Limosin berjalan pergi perlahan—“wooshhh…—meninggalkan deburan angin kecil yang meniup rambut anak-anak. Catalina menarik napas dalam-dalam—“huuff…—udara pagi yang segar dan berbau bunga masuk ke paru-parunya, membuatnya merasa segar dan penuh semangat.
“Baiklah adik-adik ku, ikutin kakak ya! Jangan nyasar!” katanya dengan suara yang tegas tapi lembut, mengangkat tangan sebagai tanda untuk mengikuti. Mereka serentak menjawab, “Baik, kak Catalina!!” dengan semangat, mengikuti langkah-langkah Catalina yang kecil ke dalam halaman. Angin pagi meniup lembut rambut Catalina yang putih-pink gradasinya, membuatnya melambai-lambai seperti awan muda.

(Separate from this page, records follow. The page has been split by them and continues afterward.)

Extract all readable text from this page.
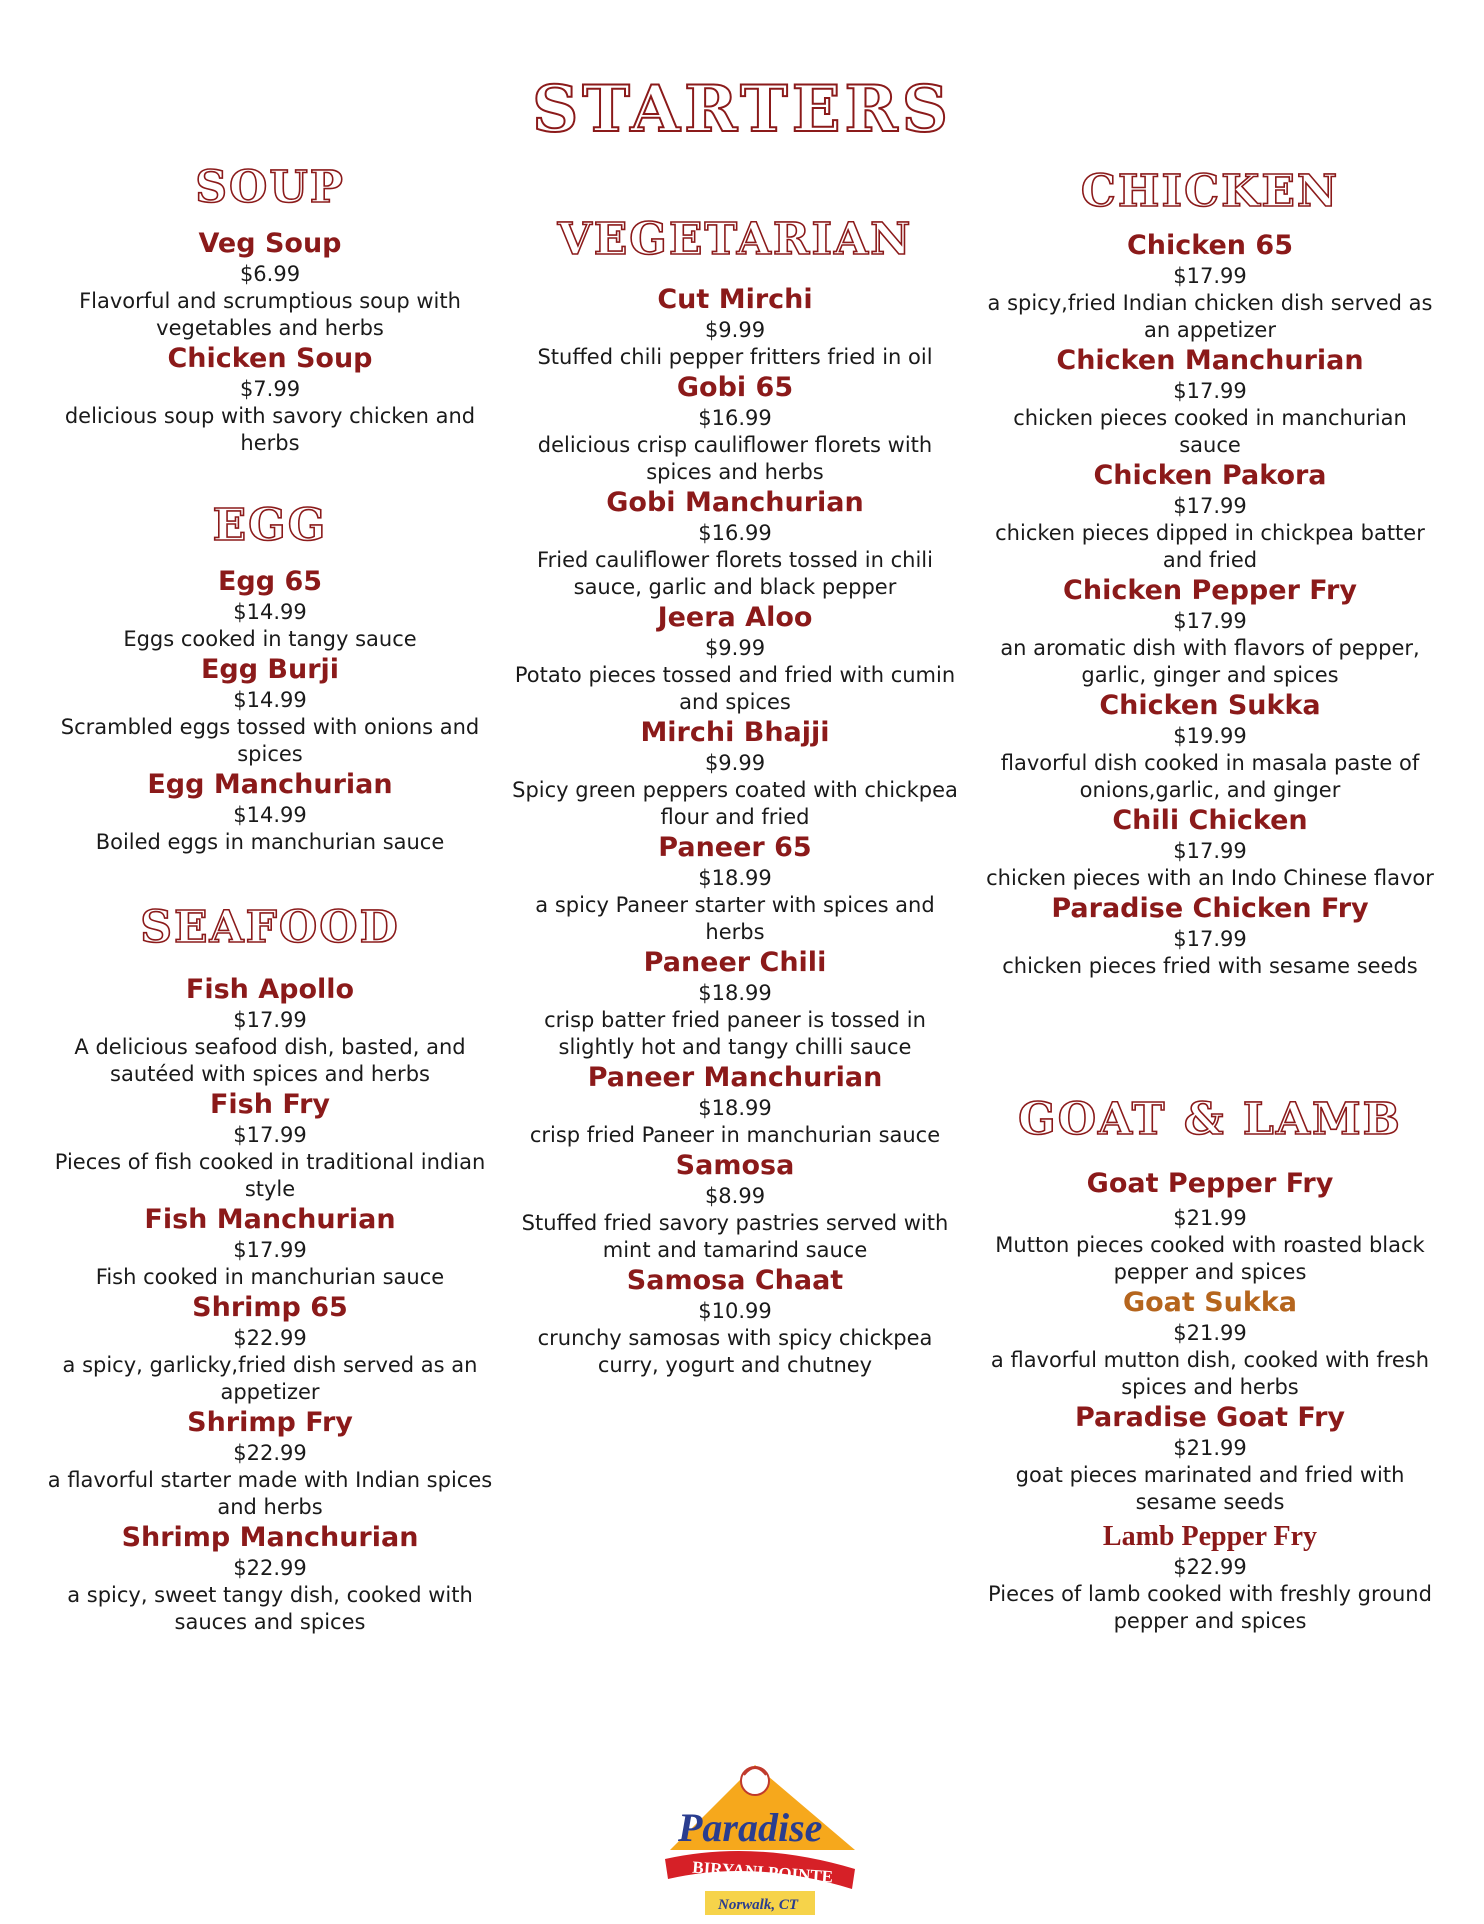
STARTERS
SOUP
Veg Soup
$6.99
Flavorful and scrumptious soup with vegetables and herbs
Chicken Soup
$7.99
delicious soup with savory chicken and herbs
EGG
Egg 65
$14.99
Eggs cooked in tangy sauce
Egg Burji
$14.99
Scrambled eggs tossed with onions and spices
Egg Manchurian
$14.99
Boiled eggs in manchurian sauce
SEAFOOD
Fish Apollo
$17.99
A delicious seafood dish, basted, and sautéed with spices and herbs
Fish Fry
$17.99
Pieces of fish cooked in traditional indian style
Fish Manchurian
$17.99
Fish cooked in manchurian sauce
Shrimp 65
$22.99
a spicy, garlicky,fried dish served as an appetizer
Shrimp Fry
$22.99
a flavorful starter made with Indian spices and herbs
Shrimp Manchurian
$22.99
a spicy, sweet tangy dish, cooked with sauces and spices
VEGETARIAN
Cut Mirchi
$9.99
Stuffed chili pepper fritters fried in oil
Gobi 65
$16.99
delicious crisp cauliflower florets with spices and herbs
Gobi Manchurian
$16.99
Fried cauliflower florets tossed in chili sauce, garlic and black pepper
Jeera Aloo
$9.99
Potato pieces tossed and fried with cumin and spices
Mirchi Bhajji
$9.99
Spicy green peppers coated with chickpea flour and fried
Paneer 65
$18.99
a spicy Paneer starter with spices and herbs
Paneer Chili
$18.99
crisp batter fried paneer is tossed in slightly hot and tangy chilli sauce
Paneer Manchurian
$18.99
crisp fried Paneer in manchurian sauce
Samosa
$8.99
Stuffed fried savory pastries served with mint and tamarind sauce
Samosa Chaat
$10.99
crunchy samosas with spicy chickpea curry, yogurt and chutney
CHICKEN
Chicken 65
$17.99
a spicy,fried Indian chicken dish served as an appetizer
Chicken Manchurian
$17.99
chicken pieces cooked in manchurian sauce
Chicken Pakora
$17.99
chicken pieces dipped in chickpea batter and fried
Chicken Pepper Fry
$17.99
an aromatic dish with flavors of pepper, garlic, ginger and spices
Chicken Sukka
$19.99
flavorful dish cooked in masala paste of onions,garlic, and ginger
Chili Chicken
$17.99
chicken pieces with an Indo Chinese flavor
Paradise Chicken Fry
$17.99
chicken pieces fried with sesame seeds
GOAT & LAMB
Goat Pepper Fry
$21.99
Mutton pieces cooked with roasted black pepper and spices
Goat Sukka
$21.99
a flavorful mutton dish, cooked with fresh spices and herbs
Paradise Goat Fry
$21.99
goat pieces marinated and fried with sesame seeds
Lamb Pepper Fry
$22.99
Pieces of lamb cooked with freshly ground pepper and spices
Paradise
BIRYANI POINTE
Norwalk, CT
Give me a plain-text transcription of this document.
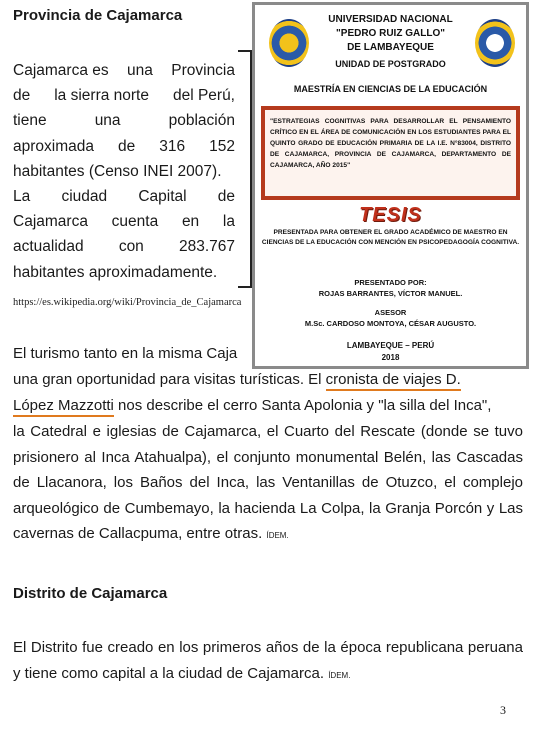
Provincia de Cajamarca
Cajamarca es una Provincia
de la sierra norte del Perú,
tiene	una	población
aproximada de 316 152
habitantes (Censo INEI 2007).
La ciudad Capital de
Cajamarca cuenta en la
actualidad con 283.767
habitantes aproximadamente.
https://es.wikipedia.org/wiki/Provincia_de_Cajamarca
El turismo tanto en la misma Caja
una gran oportunidad para visitas turísticas. El cronista de viajes D.
López Mazzotti nos describe el cerro Santa Apolonia y "la silla del Inca",
la Catedral e iglesias de Cajamarca, el Cuarto del Rescate (donde se tuvo prisionero al Inca Atahualpa), el conjunto monumental Belén, las Cascadas de Llacanora, los Baños del Inca, las Ventanillas de Otuzco, el complejo arqueológico de Cumbemayo, la hacienda La Colpa, la Granja Porcón y Las cavernas de Callacpuma, entre otras. ÍDEM.
Distrito de Cajamarca
El Distrito fue creado en los primeros años de la época republicana peruana y tiene como capital a la ciudad de Cajamarca. ÍDEM.
3
UNIVERSIDAD NACIONAL
"PEDRO RUIZ GALLO"
DE LAMBAYEQUE
UNIDAD DE POSTGRADO
MAESTRÍA EN CIENCIAS DE LA EDUCACIÓN
"ESTRATEGIAS COGNITIVAS PARA DESARROLLAR EL PENSAMIENTO CRÍTICO EN EL ÁREA DE COMUNICACIÓN EN LOS ESTUDIANTES PARA EL QUINTO GRADO DE EDUCACIÓN PRIMARIA DE LA I.E. N°83004, DISTRITO DE CAJAMARCA, PROVINCIA DE CAJAMARCA, DEPARTAMENTO DE CAJAMARCA, AÑO 2015"
TESIS
PRESENTADA PARA OBTENER EL GRADO ACADÉMICO DE MAESTRO EN CIENCIAS DE LA EDUCACIÓN CON MENCIÓN EN PSICOPEDAGOGÍA COGNITIVA.
PRESENTADO POR:
ROJAS BARRANTES, VÍCTOR MANUEL.
ASESOR
M.Sc. CARDOSO MONTOYA, CÉSAR AUGUSTO.
LAMBAYEQUE – PERÚ
2018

Catalina dalam hati bergumam, matanya sedikit menyipit—ekspresi wajahnya berubah dari ceria menjadi sedikit sedih dan takut. “Di masa depan yang dulu… Kurumi mati sebelum sempat masuk TK. Dia tidak pernah bisa merasakan kebahagiaan bermain di sekolah dengan teman-teman. Tapi sekarang… syukurlah dia selamat. Walau mata kirinya… sudah berbeda.” Ia menggigit bibir tipis, menahan rasa takut akan bayangan masa depan yang dulu, jari-jari nya menggenggam roknya dengan kuat sampai kulitnya sedikit memerah.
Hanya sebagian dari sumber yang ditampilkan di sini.